Selon le rapport de l’ICCA-Queen Mary Task Force, le tiers financeur signifie « toute personne physique ou morale qui n’est pas partie à un règlement de différends mais qui entre dans une relation contractuelle avec une partie au règlement […] en vue de lui fournir un soutien matériel ou financier relatif aux coûts de la procédure […] en échange d’un retour sur investissement ou d’un remboursement partiel ou total suivant l’issue de la procédure » [1]. Celui-ci n’a pour l’instant aucune obligation de révéler son implication financière au tribunal arbitral ou aux autres parties au RDIE quand bien même la pratique est de plus en plus courante. Ces tiers financeurs sont bien souvent des cabinets d’avocats, des sociétés d’investissements ou des compagnies d’assurance qui ont un intérêt logiquement différent de l’investisseur partie au litige puisqu’ils n’agissent pas en vue d’obtenir une réparation d’un préjudice.
Le financement par des tiers à un RDIE peut avoir pour avantage de rééquilibrer les forces. Les coûts de procédure à un RDIE étant élevés [2], certaines entreprises telles que des PME n’auraient pas les moyens d’engager des poursuites face à un État sans ce financement. Il permet également de répartir les risques que peuvent entraîner une telle procédure. En effet, l’avancement de certains frais et la durée de la procédure peuvent conduire à un risque de faillite de l’investisseur ou à un manque de liquidités, ce que le recours au financement par un tiers permet d’éviter.
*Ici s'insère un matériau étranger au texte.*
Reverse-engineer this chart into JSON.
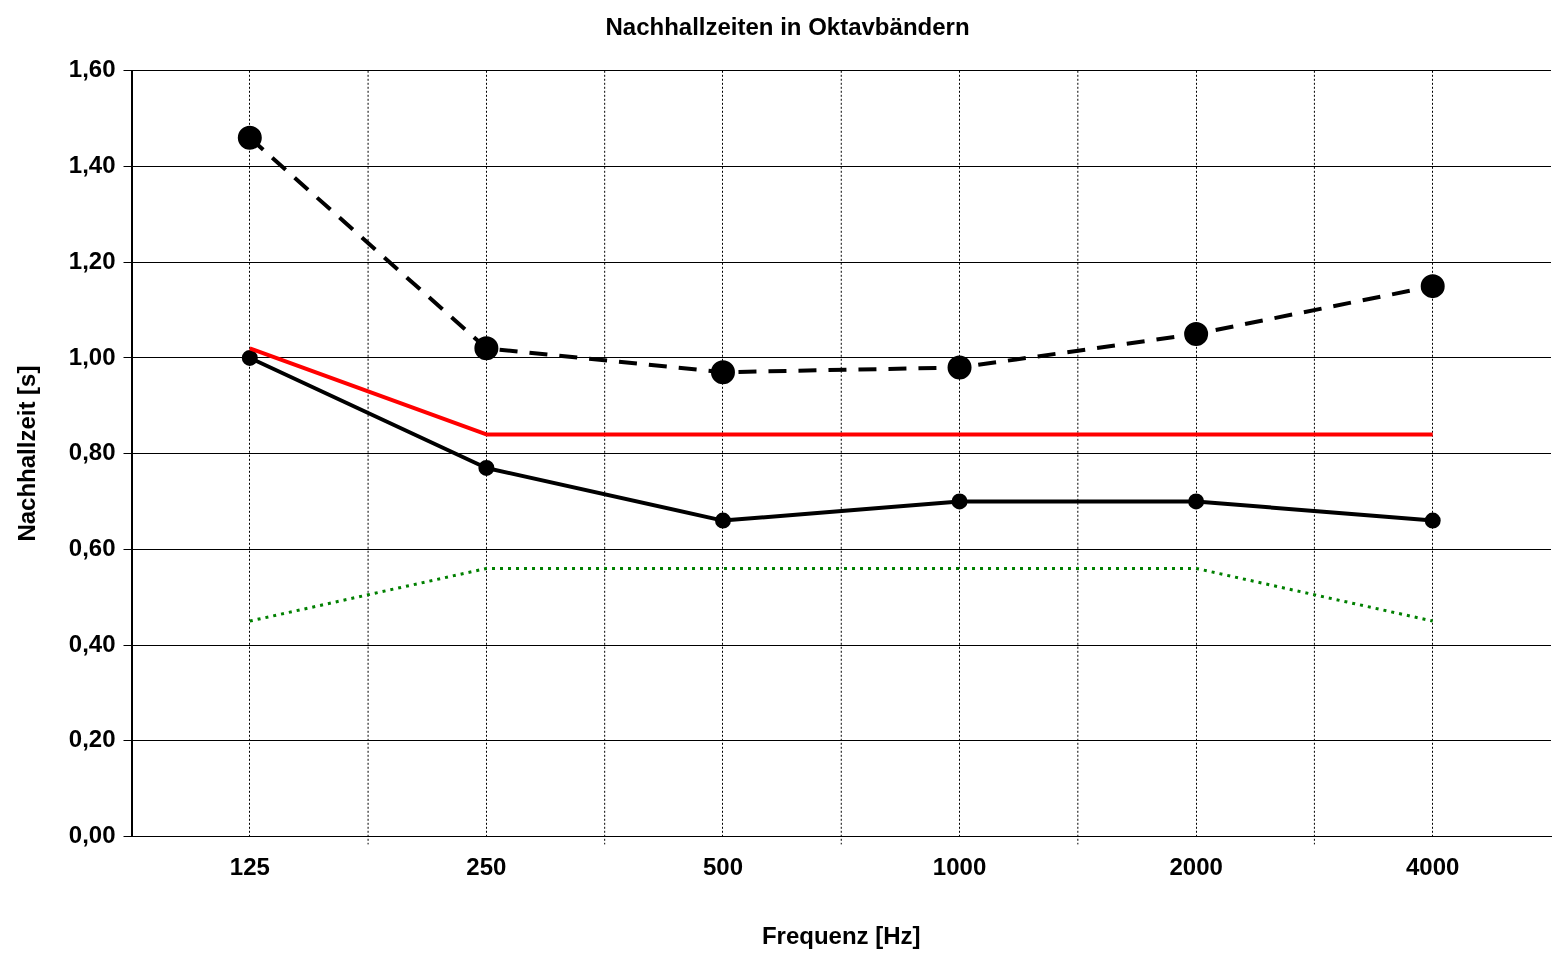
{
  "chart_data": {
    "type": "line",
    "title": "Nachhallzeiten in Oktavbändern",
    "xlabel": "Frequenz [Hz]",
    "ylabel": "Nachhallzeit [s]",
    "categories": [
      "125",
      "250",
      "500",
      "1000",
      "2000",
      "4000"
    ],
    "series": [
      {
        "color": "#000000",
        "values": [
          1.46,
          1.02,
          0.97,
          0.98,
          1.05,
          1.15
        ],
        "marker": "circle",
        "line_style": "dashed"
      },
      {
        "color": "#ff0000",
        "values": [
          1.02,
          0.84,
          0.84,
          0.84,
          0.84,
          0.84
        ],
        "marker": "none",
        "line_style": "solid"
      },
      {
        "color": "#000000",
        "values": [
          1.0,
          0.77,
          0.66,
          0.7,
          0.7,
          0.66
        ],
        "marker": "circle",
        "line_style": "solid"
      },
      {
        "color": "#008000",
        "values": [
          0.45,
          0.56,
          0.56,
          0.56,
          0.56,
          0.45
        ],
        "marker": "none",
        "line_style": "dotted"
      }
    ],
    "ylim": [
      0,
      1.6
    ],
    "yticks": [
      {
        "value": 0,
        "label": "0,00"
      },
      {
        "value": 0.2,
        "label": "0,20"
      },
      {
        "value": 0.4,
        "label": "0,40"
      },
      {
        "value": 0.6,
        "label": "0,60"
      },
      {
        "value": 0.8,
        "label": "0,80"
      },
      {
        "value": 1.0,
        "label": "1,00"
      },
      {
        "value": 1.2,
        "label": "1,20"
      },
      {
        "value": 1.4,
        "label": "1,40"
      },
      {
        "value": 1.6,
        "label": "1,60"
      }
    ],
    "grid": true,
    "legend": false
  }
}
Cependant, le financement par des tiers soulève plusieurs questionnements. Il existe un risque de conflit d’intérêts avec les arbitres nommés à la procédure. En effet, les arbitres connaissent plusieurs affaires et peuvent être également conseils à des RDIE. Il est ainsi possible qu’une partie à un premier RDIE soit le tiers financeur à un deuxième RDIE où l’arbitre de la première procédure agit lors de la deuxième en tant qu’arbitre également ou en tant que conseil. Un tel cas pourrait-il conduire à un potentiel conflit d’intérêts voire à une remise en cause ultérieure de la sentence en cas de découverte des différents liens entre les procédures ? Un autre risque soulevé concerne le contrat de financement entre le tiers financeur et la partie au règlement. Quel type de clauses contient ce contrat de financement ? Quel contrôle exerce le tiers financeur sur le déroulement de la procédure ? Quelles seraient les conséquences sur la procédure de RDIE si le contrat de financement venait à être résilié ?
Une obligation de divulgation pourrait résoudre certains de ces questionnements comme tout d’abord le possible conflit d’intérêts. Il permettrait également de contrôler le degré d’implication de ce tiers financeur dans la procédure de RDIE. De plus, ce renforcement de la transparence n’aurait pas pour conséquence de diminuer le nombre de financement par des tiers à un RDIE puisque ceux-ci ne verraient pas leurs intérêts personnels remis en cause. En exemple, la Commission sur la réforme du droit de Hong-Kong a établi dans son rapport final d’octobre 2016 qu’elle était favorable à la divulgation du financement par des tiers au tribunal arbitral et aux autres parties au litige [3].
Par ailleurs, le Groupe de Travail III de la Commission des Nations Unies pour le droit commercial international a abordé le sujet lors de sa 34e Session et a tenu à rappeler que « le financement par des tiers était devenu une source de préoccupation majeure, car il créait un déséquilibre systémique et ne garantissait pas des conditions équitables » [4]. En définitive, la question du tiers financeur n’est que sous-jacente à la problématique actuelle relative aux coûts et à la durée des procédures de RDIE.